Das Zimmer erwies sich zwar als sauber, machte aber aufgrund des abgewohnten Zustandes keinen sehr heimeligen Eindruck, und um den Fusel aus der Minibar zu verdrücken, brauchte es schon ein übermäßiges alkoholisches Grundbedürfnis! Na ja, einem in allerletzter Minute ergatterten Zimmer schaut man nicht auf die Tapeten, heißt es immer!

„Drehen wir noch eine kleine Runde!“ schlug ich vor, „nach der Fahrt bin ich noch nicht müde, und hier in der Bude kriege ich höchstens Depressionen!“

„Bist du verrückt? Es waschelt in Strömen!“

„Na und? Wir sind nicht aus Zucker, und außerdem sind die Goretexschuhe wasserdicht!“

„Na, dann viel Vergnügen! Ich bleibe hier im Palast!“ nickte Karin und drehte den Fernseher auf.

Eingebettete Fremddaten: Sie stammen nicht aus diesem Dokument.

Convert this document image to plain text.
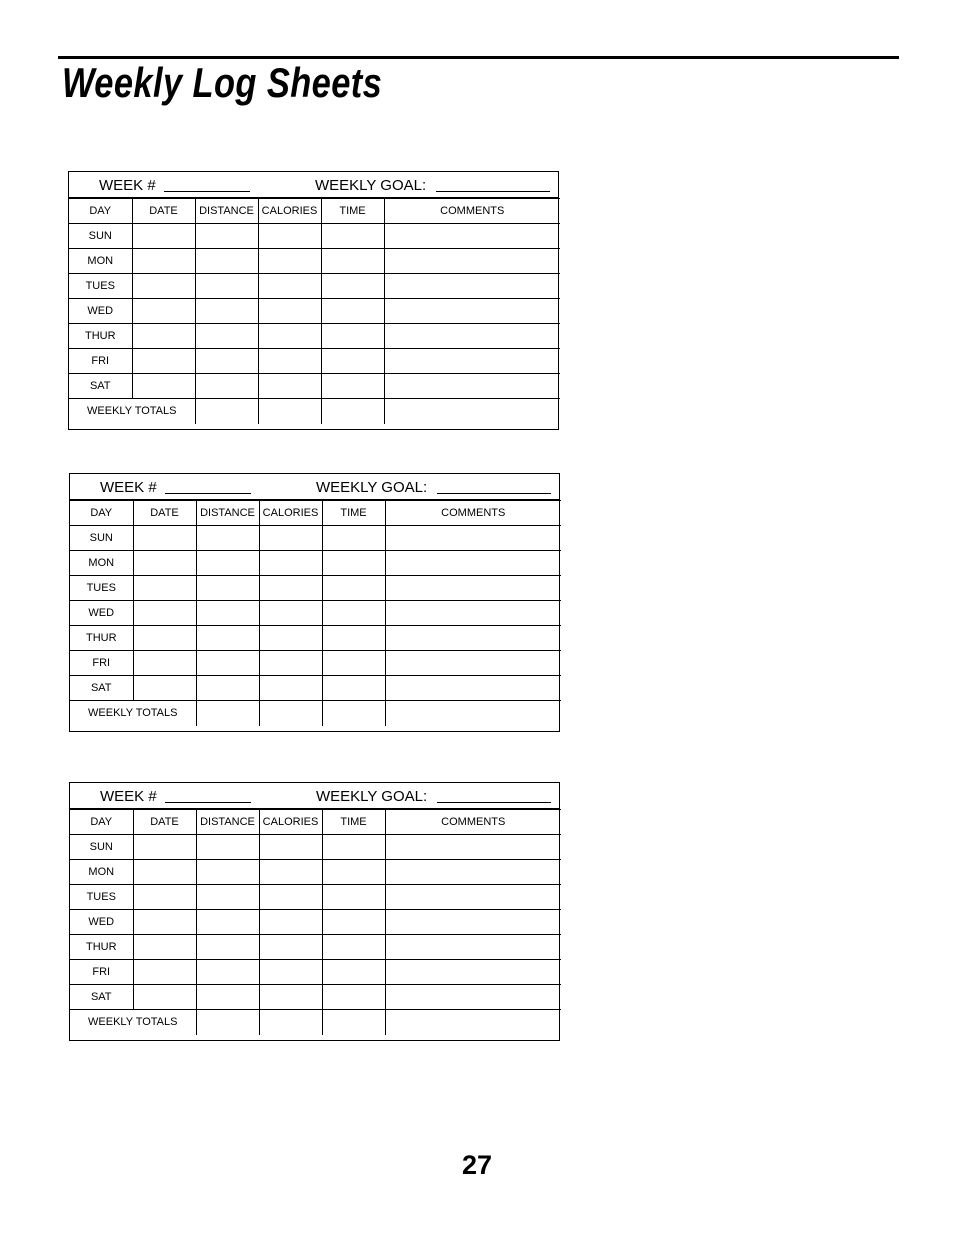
Weekly Log Sheets
WEEK #	WEEKLY GOAL:
DAY	DATE	DISTANCE	CALORIES	TIME	COMMENTS
SUN					
MON					
TUES					
WED					
THUR					
FRI					
SAT					
WEEKLY TOTALS					
WEEK #	WEEKLY GOAL:
DAY	DATE	DISTANCE	CALORIES	TIME	COMMENTS
SUN					
MON					
TUES					
WED					
THUR					
FRI					
SAT					
WEEKLY TOTALS					
WEEK #	WEEKLY GOAL:
DAY	DATE	DISTANCE	CALORIES	TIME	COMMENTS
SUN					
MON					
TUES					
WED					
THUR					
FRI					
SAT					
WEEKLY TOTALS					
27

Goretexschuhe sind dann wasserdicht, wenn das Wasser nicht von den Hosenbeinen aufgesaugt und über die Socken direkt abgeleitet wird! Es war, als machte ich meinen Spaziergang am Fuße der Niagarafälle! Nach einem halben Häuserblock gab ich auf.

„Ah, Gott Poseidon persönlich!“ bemerkte Karin, die mittlerweile im Bett lag, maliziös.

Im Fernsehen lief eine amerikanische Schwarzweißkomödie und darin Katherine Hepburn im Badeanzug herum! Beneidenswert!

„Hast du wenigstens das Wetter für morgen am Teletext angesehen?“ knurrte ich.

„Nanu! Ich dachte, du hältst nichts von Wetterprognosen?“

„Neuerdings schon!“ gab ich kleinlaut zu, während ich meine Schuhe in die Duschtasse entleerte, „also, wie schaut’s aus?“

„Schlecht!“ sagte Karin.

Schlecht war, gelinde gesagt, untertrieben!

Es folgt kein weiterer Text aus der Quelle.